Cinnamon doughnuts for a picky eater

It's ironic that a boy who has never been easy to feed is somewhat of a gourmand (in that he prized good food, not that he eats to excess - he never does). For his birthday he wants a food party, with his favourite dishes to share with his friends, and his request for the school holidays was to make cinnamon doughnuts.

It was with the help of this 1960 retro cookbook discovered in a church op shop that I found the recipe. There are plenty more old goodies in the for me to try also. About five types of gingerbread, for a start!

(If you're looking closely at this,  we missed out the jam.)

 They were deep fried, which scared me a bit as I haven't done that for about 20 years. The children rolled the fresh doughnuts in a mixture of cinnamon and sugar; although the recipe called for just sugar, Jack insisted on cinnamon, a spice we all love.

They hit the mark, and by lunchtime the next day, 31 doughnuts were gone. We couldn't eat them all the evening they were made, said Jack. "That's enough! We don't want to overeat!"

Regarding the eating personality pictured above: once I read a book called 'Eleni' who featured a similar personality, this time a girl. I can't recommend the book because although it was amazing, it was the saddest book I've ever read. It's a true story.

Eleni's daughter was like Jack. She loved the best quality food and couldn't bring herself to eat things she didn't like. The family was living in a time of famine (due to a communist occupation) and she couldn't force herself to eat the meagre scraps they could find. Eventually she was drafted by the communists, along with the other teenage girls of the village, and taken for military training in another village. Their food was a big common pot of soupy stuff, and although she was by now starving to death, she couldn't eat it.

The communists ejected her from their army, because a soldier in such poor condition was no good to them.

So when you say 'Eat it or starve', there is indeed the odd person who starves! We're working on it though. Our extremely lean young man's 'normal food' repertoire is increasing every month.

6 May 2013

Happy chickens

We swung by my friend Judy's house last week. She has the most wonderful place for her four brown shaver hens.

They live happily in this under-cover area next to Judy's driveway, full of native trees and shrubs. Given that these birds are descended from jungle fowl, this is fitting, and the way they were really 'meant' to live.
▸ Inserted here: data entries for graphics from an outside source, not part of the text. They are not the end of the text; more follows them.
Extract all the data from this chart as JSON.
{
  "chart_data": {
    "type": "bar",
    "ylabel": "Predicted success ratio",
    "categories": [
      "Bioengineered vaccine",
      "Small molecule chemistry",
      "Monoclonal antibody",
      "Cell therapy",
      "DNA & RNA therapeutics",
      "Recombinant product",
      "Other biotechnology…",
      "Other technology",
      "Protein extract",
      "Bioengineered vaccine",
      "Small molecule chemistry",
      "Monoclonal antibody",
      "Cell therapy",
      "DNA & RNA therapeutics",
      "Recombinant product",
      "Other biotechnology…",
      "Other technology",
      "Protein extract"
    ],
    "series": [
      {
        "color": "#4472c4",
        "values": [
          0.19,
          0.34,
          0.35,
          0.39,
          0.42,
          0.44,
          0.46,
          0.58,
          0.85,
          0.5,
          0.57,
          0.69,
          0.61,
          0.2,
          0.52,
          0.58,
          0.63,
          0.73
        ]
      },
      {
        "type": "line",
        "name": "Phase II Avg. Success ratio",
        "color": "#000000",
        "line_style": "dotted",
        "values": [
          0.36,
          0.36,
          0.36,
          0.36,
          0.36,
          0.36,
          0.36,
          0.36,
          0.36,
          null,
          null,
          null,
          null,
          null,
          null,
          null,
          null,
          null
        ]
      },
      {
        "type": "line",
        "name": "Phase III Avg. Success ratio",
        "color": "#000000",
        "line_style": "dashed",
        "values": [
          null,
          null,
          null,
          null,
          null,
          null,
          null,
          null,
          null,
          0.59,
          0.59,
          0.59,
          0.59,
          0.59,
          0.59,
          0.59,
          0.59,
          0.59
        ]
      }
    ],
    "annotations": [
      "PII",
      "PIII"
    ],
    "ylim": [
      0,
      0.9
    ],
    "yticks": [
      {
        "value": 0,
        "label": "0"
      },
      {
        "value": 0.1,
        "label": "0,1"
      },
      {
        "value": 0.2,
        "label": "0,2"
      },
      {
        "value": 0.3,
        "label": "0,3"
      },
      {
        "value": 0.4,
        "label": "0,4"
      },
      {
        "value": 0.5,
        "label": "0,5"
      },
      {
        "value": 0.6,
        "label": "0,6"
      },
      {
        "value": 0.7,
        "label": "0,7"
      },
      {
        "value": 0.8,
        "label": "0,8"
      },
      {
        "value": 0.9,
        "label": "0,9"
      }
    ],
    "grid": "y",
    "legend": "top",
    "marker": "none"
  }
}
They're vulnerable to attack from above, of course (hawks etc), and they do get a fright when something wing-like flaps above them (pity mine live so close to the washing line).

Judy also has an open grassy area in their enclosure, which she 'mucks out' with a rake. Chickens, of course, love a bit of grass. Their coop is there, too.
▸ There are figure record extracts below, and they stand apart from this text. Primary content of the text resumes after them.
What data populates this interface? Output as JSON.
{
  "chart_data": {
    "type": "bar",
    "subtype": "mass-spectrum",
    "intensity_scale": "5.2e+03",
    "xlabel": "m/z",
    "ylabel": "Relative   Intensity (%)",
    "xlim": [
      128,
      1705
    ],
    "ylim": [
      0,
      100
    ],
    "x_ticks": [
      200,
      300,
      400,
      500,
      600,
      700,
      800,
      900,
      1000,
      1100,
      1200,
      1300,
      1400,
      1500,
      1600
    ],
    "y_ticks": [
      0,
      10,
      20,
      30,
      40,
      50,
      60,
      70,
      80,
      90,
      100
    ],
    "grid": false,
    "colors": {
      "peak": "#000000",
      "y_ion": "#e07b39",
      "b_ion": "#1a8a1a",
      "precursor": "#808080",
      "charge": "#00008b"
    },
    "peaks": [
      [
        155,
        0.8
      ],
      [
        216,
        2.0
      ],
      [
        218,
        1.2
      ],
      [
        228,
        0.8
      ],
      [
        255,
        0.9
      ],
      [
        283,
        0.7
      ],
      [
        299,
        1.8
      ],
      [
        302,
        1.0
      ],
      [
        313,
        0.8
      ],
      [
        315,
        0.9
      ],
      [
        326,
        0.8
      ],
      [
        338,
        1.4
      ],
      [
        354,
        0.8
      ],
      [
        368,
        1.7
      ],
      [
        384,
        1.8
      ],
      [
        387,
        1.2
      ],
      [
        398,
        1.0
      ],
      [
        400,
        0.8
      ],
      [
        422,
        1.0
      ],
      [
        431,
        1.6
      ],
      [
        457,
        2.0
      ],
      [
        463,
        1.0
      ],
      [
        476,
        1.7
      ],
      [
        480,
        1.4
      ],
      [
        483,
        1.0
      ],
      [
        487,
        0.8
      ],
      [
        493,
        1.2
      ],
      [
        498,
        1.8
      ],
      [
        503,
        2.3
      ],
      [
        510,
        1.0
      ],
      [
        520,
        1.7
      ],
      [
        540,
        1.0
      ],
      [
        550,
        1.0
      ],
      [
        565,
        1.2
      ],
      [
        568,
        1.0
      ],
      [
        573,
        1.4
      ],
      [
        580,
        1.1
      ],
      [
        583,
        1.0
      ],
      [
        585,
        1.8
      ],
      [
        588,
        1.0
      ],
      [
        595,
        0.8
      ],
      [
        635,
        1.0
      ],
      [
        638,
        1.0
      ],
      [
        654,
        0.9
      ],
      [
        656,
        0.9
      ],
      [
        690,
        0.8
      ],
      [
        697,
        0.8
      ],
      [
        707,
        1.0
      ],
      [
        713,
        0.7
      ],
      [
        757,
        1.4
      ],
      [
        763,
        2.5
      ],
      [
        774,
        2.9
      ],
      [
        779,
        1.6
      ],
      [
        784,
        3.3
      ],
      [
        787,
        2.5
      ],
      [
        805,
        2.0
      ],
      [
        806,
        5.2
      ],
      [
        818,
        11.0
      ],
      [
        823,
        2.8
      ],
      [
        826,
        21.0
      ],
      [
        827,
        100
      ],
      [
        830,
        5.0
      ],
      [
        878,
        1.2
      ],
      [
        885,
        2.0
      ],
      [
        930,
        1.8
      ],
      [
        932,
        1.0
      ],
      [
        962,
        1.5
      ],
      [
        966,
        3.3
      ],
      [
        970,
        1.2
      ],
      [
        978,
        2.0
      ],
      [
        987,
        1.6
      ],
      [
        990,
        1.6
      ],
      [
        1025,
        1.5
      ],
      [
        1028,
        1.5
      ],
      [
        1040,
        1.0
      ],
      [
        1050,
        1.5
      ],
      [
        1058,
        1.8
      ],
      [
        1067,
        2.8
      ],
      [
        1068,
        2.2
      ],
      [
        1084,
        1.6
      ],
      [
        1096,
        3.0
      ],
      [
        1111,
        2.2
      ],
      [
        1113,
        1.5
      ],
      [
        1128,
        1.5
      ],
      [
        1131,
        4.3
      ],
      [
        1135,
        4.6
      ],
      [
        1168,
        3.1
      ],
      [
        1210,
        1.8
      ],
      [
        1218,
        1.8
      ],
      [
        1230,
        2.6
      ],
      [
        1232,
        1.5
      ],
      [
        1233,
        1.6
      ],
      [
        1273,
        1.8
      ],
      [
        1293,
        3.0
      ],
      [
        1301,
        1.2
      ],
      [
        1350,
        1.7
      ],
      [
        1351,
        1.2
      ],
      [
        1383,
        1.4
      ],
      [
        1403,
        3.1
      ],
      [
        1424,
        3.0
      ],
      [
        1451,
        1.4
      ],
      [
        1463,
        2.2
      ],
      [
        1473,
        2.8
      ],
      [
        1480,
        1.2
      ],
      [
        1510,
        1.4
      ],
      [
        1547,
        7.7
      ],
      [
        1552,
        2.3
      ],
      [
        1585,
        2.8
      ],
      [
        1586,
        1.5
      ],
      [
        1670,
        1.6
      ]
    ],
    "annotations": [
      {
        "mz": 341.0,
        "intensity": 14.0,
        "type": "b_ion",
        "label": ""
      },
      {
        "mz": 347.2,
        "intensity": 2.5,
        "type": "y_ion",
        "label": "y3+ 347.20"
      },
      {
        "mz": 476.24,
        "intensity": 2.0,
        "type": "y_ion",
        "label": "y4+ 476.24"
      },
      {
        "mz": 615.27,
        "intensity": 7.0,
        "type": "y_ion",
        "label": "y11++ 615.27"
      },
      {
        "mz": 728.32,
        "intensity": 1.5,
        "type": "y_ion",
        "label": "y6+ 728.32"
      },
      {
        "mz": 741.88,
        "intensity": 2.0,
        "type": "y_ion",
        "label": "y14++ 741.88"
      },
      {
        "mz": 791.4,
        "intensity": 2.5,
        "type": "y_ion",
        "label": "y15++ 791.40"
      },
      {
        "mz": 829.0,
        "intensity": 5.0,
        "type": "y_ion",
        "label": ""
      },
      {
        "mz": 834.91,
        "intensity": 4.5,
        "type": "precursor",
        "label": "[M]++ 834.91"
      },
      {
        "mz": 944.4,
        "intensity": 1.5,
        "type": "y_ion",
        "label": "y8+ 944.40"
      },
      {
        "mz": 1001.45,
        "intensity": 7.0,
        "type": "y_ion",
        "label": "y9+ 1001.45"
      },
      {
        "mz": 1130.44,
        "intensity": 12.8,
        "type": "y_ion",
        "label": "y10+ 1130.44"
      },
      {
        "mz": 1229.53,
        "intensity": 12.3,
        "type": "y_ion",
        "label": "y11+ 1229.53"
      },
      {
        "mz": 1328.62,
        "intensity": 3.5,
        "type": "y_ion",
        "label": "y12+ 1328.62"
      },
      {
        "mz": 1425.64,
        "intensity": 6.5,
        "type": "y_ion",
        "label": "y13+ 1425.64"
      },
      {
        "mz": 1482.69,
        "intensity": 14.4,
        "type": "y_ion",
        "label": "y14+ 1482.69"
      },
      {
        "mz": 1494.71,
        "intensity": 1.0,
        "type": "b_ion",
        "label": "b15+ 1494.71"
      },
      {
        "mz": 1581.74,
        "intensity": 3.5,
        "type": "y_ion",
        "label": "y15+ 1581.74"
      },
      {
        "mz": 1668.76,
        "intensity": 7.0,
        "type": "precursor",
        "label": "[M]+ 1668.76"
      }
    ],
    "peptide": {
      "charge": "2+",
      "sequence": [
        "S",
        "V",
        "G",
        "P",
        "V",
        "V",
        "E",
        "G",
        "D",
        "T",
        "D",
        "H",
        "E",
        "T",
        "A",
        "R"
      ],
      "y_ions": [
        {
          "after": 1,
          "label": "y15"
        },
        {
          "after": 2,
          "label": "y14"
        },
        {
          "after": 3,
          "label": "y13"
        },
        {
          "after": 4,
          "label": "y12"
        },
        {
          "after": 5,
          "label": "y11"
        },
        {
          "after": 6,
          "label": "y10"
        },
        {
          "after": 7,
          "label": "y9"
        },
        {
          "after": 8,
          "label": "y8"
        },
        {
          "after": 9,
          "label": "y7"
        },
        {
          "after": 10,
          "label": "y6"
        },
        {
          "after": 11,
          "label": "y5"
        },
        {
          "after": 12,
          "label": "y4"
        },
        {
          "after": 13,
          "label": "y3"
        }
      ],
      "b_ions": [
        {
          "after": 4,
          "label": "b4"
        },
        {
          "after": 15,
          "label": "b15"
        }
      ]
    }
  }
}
They must be happy there - brown shavers are quite agile and could easily jump over a fence this height. No thanks, they say, we'll stay - this is great!

4 May 2013

The beach, for now

We had a great beach walk a week or so ago. A sand bank made for a lot of fun, as the children climbed up, jumped off, climbed up, jumped off.

As they grow older - Jack will be 10 in a few months - I am increasingly aware of this time ending. This time where they are still children and abandon themselves to childlike things, happy in Mama and Daddy's company. Already they are frequently wanting to be with friends, but still there are times like this when our family is happy - delighted, in fact - to be alone with each other.

3 May 2013

Beeswax beauty

In preparation for a visit from my brother - the other person in the world who adores this sideboard as much as me (it's an old family one) - I got out some old beeswax polish and got to work.

Soon I noticed the smell. It was rancid, being about 10 years old. The ingredients were beeswax, vegetable oil and lavendar oil.

It sounded very much like the lip balm I'd made the day before. So I switched old for new, and the lip balm brought up the old oak beautifully.

I had to point out its gleaming status to my brother, sadly.